Sobekemsaf (sbk-m-z3=f) was an ancient Egyptian queen of the 17th Dynasty.

==Family==
She was the wife of king Nubkheperre Intef and sister of an unidentified pharaoh, probably Sekhemre-Heruhirmaat Intef, Sobekemsaf II or Senakhtenre Ahmose.

Her name ("Sobek protects him") is grammatically masculine. Although a female version of the name (sbk-m-z3=s) did exist, the queen is named Sobekemsaf in all sources, so it was not an error on the scribe's part, but she was probably named for an ancestor.

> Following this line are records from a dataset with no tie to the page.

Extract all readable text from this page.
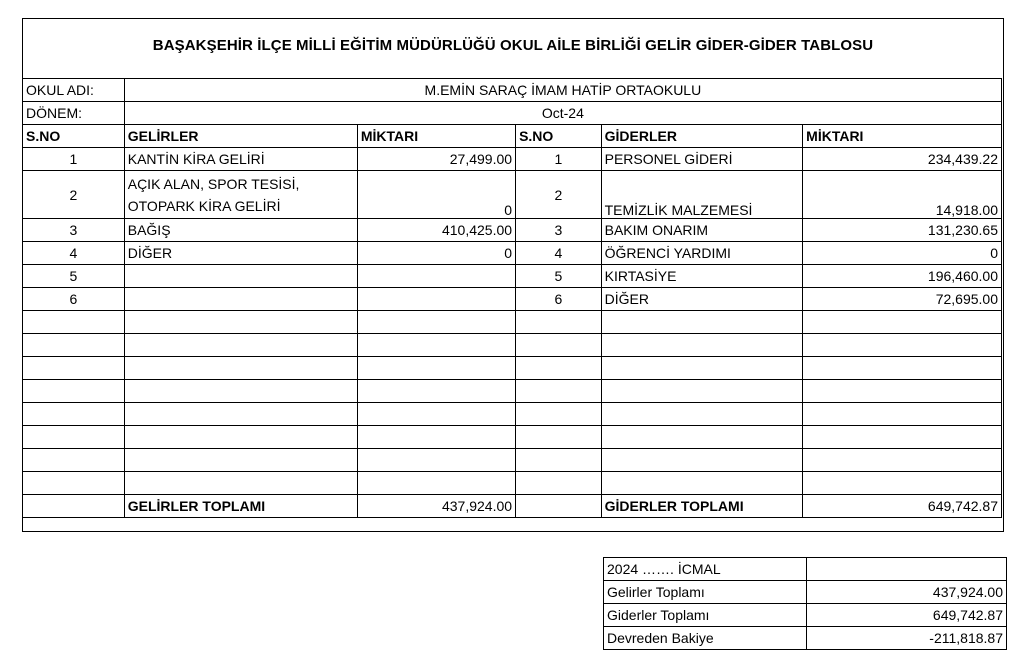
BAŞAKŞEHİR İLÇE MİLLİ EĞİTİM MÜDÜRLÜĞÜ OKUL AİLE BİRLİĞİ GELİR GİDER-GİDER TABLOSU
OKUL ADI:	M.EMİN SARAÇ İMAM HATİP ORTAOKULU				
DÖNEM:	Oct-24				
S.NO	GELİRLER	MİKTARI	S.NO	GİDERLER	MİKTARI
1	KANTİN KİRA GELİRİ	27,499.00	1	PERSONEL GİDERİ	234,439.22
2	AÇIK ALAN, SPOR TESİSİ, OTOPARK KİRA GELİRİ	0	2	TEMİZLİK MALZEMESİ	14,918.00
3	BAĞIŞ	410,425.00	3	BAKIM ONARIM	131,230.65
4	DİĞER	0	4	ÖĞRENCİ YARDIMI	0
5			5	KIRTASİYE	196,460.00
6			6	DİĞER	72,695.00

	GELİRLER TOPLAMI	437,924.00		GİDERLER TOPLAMI	649,742.87
2024 ……. İCMAL	
Gelirler Toplamı	437,924.00
Giderler Toplamı	649,742.87
Devreden Bakiye	-211,818.87
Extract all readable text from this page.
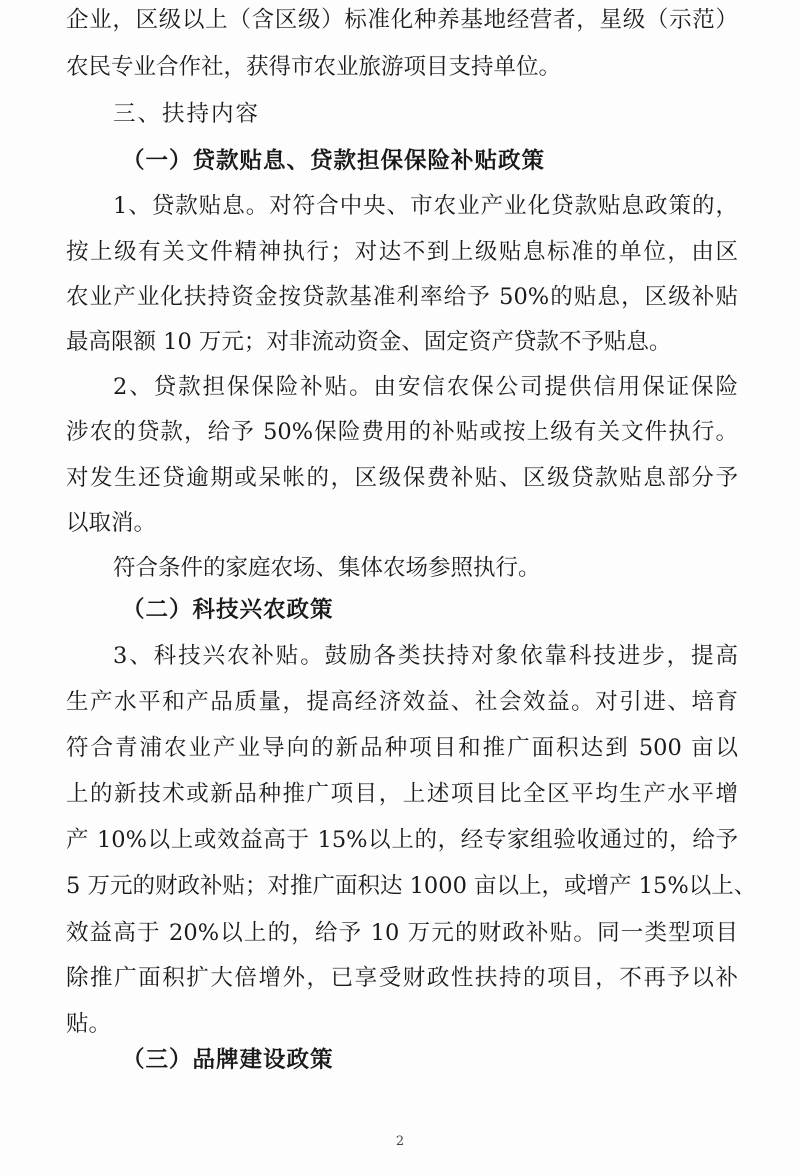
企业，区级以上（含区级）标准化种养基地经营者，星级（示范）
农民专业合作社，获得市农业旅游项目支持单位。
三、扶持内容
（一）贷款贴息、贷款担保保险补贴政策
1、贷款贴息。对符合中央、市农业产业化贷款贴息政策的，
按上级有关文件精神执行；对达不到上级贴息标准的单位，由区
农业产业化扶持资金按贷款基准利率给予 50%的贴息，区级补贴
最高限额 10 万元；对非流动资金、固定资产贷款不予贴息。
2、贷款担保保险补贴。由安信农保公司提供信用保证保险
涉农的贷款，给予 50%保险费用的补贴或按上级有关文件执行。
对发生还贷逾期或呆帐的，区级保费补贴、区级贷款贴息部分予
以取消。
符合条件的家庭农场、集体农场参照执行。
（二）科技兴农政策
3、科技兴农补贴。鼓励各类扶持对象依靠科技进步，提高
生产水平和产品质量，提高经济效益、社会效益。对引进、培育
符合青浦农业产业导向的新品种项目和推广面积达到 500 亩以
上的新技术或新品种推广项目，上述项目比全区平均生产水平增
产 10%以上或效益高于 15%以上的，经专家组验收通过的，给予
5 万元的财政补贴；对推广面积达 1000 亩以上，或增产 15%以上、
效益高于 20%以上的，给予 10 万元的财政补贴。同一类型项目
除推广面积扩大倍增外，已享受财政性扶持的项目，不再予以补
贴。
（三）品牌建设政策
2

Masculine names for females were not uncommon during the Second Intermediate Period.

Sobekemsaf's titles were: King's Wife (ḥm.t-nswt), Great Royal Wife (ḥmt-nỉswt wr.t), United with the White Crown (ẖnm.t-nfr-ḥḏ.t), King's Daughter (z3.t-nỉswt), and King's Sister (zn.t-nswt).

==Attestations==

Attestations indicate that she was closely associated with the city Edfu. She is also associated with king Nubkheperre Intef, see Ryholt 1997:394-395 File 17/4.

- Cairo JE 16.2.22.23 | At Edfu, a stela depicts queen Sobekemsaf along with other relatives; the stela names the queen's sister Neferuni and their mother, whose name is lost.

Jewelry perhaps from Edfu
- BM EA 59699-59700 | She is mentioned on a bracelet and a pendant with the royal name of Nubkheperre Intef, now both in the British Museum.
- BM E 57698 | A signet ring.
- Present location unknown | A pendant.

===Non-contemporary attestations===
- Cairo CG 34009/JE 27091 | In Edfu, her family's hometown, she is known from stelae. The stela, belonging to an official called Yuf dated to the 18th Dynasty, mentions reconstruction of her tomb.